一昨年、明大マンドリン倶楽部は創部100周年を迎えました。新型コロナの影響が薄らいだとはいえ演奏会開催に多少の無理がありましたが、マンドリン倶楽部の地位を大きく高められた甲斐靖文先生をお迎えし、徳島で100回記念演奏会を祝おうと思い、徳島県下4か所で第39回『明治大学マンドリン倶楽部徳島チャリティ演奏会』を開催致しました。
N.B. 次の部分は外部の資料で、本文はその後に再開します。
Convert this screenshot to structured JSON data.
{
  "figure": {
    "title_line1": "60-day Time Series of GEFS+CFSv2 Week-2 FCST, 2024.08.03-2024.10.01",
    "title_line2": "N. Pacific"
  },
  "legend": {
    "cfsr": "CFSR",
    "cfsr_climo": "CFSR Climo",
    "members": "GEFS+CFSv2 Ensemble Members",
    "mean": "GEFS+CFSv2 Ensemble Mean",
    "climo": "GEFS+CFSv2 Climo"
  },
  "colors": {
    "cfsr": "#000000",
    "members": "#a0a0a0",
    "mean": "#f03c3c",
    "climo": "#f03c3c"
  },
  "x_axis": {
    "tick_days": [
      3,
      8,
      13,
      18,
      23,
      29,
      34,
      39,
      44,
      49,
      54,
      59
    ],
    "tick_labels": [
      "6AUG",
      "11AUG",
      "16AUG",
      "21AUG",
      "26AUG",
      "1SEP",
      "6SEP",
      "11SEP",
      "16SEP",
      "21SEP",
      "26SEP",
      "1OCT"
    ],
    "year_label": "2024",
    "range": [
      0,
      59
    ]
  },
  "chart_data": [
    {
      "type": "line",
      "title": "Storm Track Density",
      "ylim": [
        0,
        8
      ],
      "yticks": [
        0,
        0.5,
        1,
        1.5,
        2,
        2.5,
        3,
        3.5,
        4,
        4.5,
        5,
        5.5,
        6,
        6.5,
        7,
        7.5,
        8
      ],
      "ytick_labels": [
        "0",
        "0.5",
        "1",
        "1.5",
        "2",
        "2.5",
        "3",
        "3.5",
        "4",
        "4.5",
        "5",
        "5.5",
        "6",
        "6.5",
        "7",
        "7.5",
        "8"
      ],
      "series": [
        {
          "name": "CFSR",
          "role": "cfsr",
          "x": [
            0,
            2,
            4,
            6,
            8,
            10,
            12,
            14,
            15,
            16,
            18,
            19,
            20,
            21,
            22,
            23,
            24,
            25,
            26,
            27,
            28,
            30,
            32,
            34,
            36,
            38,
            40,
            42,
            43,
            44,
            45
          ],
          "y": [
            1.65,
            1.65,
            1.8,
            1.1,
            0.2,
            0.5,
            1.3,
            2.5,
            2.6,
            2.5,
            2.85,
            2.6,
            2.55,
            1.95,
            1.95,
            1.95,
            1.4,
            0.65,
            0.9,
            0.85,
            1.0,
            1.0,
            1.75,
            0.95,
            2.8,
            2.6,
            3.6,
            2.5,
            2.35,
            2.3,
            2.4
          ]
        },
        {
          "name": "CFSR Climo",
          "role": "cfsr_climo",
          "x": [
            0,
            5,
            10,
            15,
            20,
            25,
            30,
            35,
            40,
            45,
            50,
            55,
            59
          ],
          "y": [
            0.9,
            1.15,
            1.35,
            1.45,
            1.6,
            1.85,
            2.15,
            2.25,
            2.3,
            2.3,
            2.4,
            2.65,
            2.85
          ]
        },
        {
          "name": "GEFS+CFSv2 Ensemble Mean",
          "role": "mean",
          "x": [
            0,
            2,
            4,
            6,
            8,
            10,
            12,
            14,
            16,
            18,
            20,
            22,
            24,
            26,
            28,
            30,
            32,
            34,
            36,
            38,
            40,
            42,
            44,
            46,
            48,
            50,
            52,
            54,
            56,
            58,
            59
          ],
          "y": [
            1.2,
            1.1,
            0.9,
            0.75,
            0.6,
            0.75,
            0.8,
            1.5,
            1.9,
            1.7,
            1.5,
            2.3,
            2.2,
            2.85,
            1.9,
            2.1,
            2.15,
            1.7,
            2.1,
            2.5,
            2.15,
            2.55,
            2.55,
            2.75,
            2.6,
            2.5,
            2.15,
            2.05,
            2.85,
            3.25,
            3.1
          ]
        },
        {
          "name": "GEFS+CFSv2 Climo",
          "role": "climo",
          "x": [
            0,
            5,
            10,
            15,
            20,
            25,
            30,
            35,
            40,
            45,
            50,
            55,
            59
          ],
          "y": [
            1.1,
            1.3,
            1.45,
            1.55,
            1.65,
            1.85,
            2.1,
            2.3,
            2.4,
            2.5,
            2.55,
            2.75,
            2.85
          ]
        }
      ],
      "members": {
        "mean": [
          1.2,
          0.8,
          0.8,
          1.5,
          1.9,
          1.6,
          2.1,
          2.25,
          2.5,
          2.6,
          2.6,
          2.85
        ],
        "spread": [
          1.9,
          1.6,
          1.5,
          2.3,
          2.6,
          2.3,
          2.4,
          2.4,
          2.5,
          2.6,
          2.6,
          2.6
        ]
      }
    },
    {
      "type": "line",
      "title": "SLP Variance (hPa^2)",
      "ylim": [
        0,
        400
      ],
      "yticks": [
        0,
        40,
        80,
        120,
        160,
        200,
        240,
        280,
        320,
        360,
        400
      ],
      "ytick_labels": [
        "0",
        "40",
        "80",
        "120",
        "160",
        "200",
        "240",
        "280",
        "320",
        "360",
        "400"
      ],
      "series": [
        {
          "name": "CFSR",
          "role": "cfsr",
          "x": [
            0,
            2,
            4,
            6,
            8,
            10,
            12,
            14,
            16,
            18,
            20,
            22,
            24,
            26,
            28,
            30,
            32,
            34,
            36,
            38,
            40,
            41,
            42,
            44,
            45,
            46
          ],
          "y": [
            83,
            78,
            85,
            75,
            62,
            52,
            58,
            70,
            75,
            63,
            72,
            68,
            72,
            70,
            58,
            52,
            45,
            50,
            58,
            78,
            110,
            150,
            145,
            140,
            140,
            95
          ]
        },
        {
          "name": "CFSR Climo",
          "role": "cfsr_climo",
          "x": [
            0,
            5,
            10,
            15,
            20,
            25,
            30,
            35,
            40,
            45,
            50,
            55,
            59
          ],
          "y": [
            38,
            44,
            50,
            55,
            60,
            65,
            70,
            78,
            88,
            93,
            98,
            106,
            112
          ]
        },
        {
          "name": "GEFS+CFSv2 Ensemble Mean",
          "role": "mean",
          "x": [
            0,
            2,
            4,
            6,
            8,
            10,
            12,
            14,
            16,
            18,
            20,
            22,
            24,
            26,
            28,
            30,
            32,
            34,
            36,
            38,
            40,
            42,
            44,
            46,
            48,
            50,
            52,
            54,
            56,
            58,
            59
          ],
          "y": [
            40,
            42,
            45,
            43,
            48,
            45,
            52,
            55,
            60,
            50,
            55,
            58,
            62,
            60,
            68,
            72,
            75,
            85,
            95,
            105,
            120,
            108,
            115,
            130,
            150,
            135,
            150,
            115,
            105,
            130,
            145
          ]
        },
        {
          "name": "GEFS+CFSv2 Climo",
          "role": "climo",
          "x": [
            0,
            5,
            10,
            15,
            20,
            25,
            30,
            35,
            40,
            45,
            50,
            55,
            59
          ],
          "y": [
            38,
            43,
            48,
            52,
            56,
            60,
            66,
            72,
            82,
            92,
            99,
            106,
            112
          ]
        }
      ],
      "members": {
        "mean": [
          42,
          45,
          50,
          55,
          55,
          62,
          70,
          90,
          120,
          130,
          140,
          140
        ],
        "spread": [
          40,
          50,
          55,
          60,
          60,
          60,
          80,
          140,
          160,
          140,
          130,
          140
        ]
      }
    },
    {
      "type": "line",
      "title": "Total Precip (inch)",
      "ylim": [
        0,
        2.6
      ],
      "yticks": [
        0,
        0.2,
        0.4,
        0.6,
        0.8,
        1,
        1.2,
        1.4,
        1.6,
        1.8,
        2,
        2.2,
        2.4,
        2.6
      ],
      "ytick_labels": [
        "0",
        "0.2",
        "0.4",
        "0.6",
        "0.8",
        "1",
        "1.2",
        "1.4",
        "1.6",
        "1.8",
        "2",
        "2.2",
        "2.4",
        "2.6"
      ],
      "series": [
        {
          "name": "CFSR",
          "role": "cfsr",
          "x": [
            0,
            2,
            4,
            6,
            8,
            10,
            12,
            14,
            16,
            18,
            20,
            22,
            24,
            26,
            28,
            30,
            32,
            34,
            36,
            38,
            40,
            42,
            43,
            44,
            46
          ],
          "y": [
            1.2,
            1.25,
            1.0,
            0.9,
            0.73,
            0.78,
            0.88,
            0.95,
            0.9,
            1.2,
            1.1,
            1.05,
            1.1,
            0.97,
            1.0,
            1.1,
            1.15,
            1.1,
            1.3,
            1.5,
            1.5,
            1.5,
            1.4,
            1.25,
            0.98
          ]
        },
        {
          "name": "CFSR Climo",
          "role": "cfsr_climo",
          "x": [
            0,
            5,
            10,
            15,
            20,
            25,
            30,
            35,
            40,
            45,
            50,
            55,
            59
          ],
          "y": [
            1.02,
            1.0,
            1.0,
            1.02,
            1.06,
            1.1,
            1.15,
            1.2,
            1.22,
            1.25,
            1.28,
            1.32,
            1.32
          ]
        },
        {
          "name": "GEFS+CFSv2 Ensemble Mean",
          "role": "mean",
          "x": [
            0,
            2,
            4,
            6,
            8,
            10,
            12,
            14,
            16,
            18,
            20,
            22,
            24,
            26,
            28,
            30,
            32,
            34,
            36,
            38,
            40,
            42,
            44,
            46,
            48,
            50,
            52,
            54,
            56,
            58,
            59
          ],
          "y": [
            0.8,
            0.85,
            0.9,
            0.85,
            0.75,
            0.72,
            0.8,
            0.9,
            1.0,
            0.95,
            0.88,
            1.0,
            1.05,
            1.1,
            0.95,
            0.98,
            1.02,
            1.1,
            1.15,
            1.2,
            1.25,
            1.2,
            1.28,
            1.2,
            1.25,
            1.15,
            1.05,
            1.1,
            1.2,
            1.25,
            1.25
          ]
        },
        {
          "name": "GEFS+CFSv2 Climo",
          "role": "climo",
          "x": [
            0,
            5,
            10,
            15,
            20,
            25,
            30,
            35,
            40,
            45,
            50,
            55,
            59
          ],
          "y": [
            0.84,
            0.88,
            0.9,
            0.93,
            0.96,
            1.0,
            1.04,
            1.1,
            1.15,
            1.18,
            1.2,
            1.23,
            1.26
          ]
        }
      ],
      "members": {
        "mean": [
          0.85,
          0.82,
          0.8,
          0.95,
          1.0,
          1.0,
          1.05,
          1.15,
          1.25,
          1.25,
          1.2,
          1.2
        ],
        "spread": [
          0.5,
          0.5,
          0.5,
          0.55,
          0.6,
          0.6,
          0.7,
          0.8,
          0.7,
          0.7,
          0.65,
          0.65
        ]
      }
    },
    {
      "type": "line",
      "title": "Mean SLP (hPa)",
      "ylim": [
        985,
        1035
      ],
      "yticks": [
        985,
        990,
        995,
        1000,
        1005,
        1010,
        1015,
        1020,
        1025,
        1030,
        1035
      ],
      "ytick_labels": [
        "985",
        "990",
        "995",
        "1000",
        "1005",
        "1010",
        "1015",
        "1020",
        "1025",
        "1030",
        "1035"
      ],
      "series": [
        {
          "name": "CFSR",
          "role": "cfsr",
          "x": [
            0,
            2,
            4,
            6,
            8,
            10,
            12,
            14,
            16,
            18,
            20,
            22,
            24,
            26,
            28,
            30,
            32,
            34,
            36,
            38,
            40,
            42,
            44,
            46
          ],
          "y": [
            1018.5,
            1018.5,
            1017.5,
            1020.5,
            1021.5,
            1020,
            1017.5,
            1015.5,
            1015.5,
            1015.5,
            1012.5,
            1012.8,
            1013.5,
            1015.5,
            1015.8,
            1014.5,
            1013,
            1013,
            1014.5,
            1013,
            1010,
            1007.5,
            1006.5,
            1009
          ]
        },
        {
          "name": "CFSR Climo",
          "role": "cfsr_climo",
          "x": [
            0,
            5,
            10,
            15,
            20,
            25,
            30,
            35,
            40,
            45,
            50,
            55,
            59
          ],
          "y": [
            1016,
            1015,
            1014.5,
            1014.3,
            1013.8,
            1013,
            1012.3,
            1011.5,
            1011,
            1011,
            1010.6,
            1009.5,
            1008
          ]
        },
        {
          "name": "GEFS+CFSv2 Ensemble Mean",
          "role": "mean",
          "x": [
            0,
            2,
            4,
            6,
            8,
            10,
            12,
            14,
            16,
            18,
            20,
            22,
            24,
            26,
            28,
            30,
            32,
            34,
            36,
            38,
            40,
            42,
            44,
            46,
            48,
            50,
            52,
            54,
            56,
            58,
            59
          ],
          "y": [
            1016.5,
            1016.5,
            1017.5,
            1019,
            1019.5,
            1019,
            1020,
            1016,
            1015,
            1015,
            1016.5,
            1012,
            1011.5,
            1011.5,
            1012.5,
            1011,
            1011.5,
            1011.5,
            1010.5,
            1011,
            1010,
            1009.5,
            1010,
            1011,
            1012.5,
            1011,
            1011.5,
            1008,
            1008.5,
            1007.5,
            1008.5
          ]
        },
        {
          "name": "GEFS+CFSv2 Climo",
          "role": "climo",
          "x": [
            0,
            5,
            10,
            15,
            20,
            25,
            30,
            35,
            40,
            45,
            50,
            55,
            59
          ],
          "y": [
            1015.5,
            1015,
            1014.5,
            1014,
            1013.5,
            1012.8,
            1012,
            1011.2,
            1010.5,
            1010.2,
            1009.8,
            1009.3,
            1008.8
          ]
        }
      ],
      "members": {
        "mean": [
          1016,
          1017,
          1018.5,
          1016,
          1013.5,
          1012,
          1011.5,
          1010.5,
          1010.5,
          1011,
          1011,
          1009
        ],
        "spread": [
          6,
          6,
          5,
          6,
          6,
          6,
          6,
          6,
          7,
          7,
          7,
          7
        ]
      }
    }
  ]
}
久しぶりの演奏会で徳島県の方には非常に喜んで頂けましたが、コロナ禍3年間のブランクの大きさは演奏会にも大きな影を落とす結果となり、昨年からは一端休止させていただきました。

もう一度体制を整え、徳島の春は「明治大学マンドリン倶楽部徳島チャリティ演奏会から…」というフレーズで39年間連続で開催をしてきました春の風物詩『明治大学マンドリン倶楽部チャリティ演奏会』を復活したいと思っています。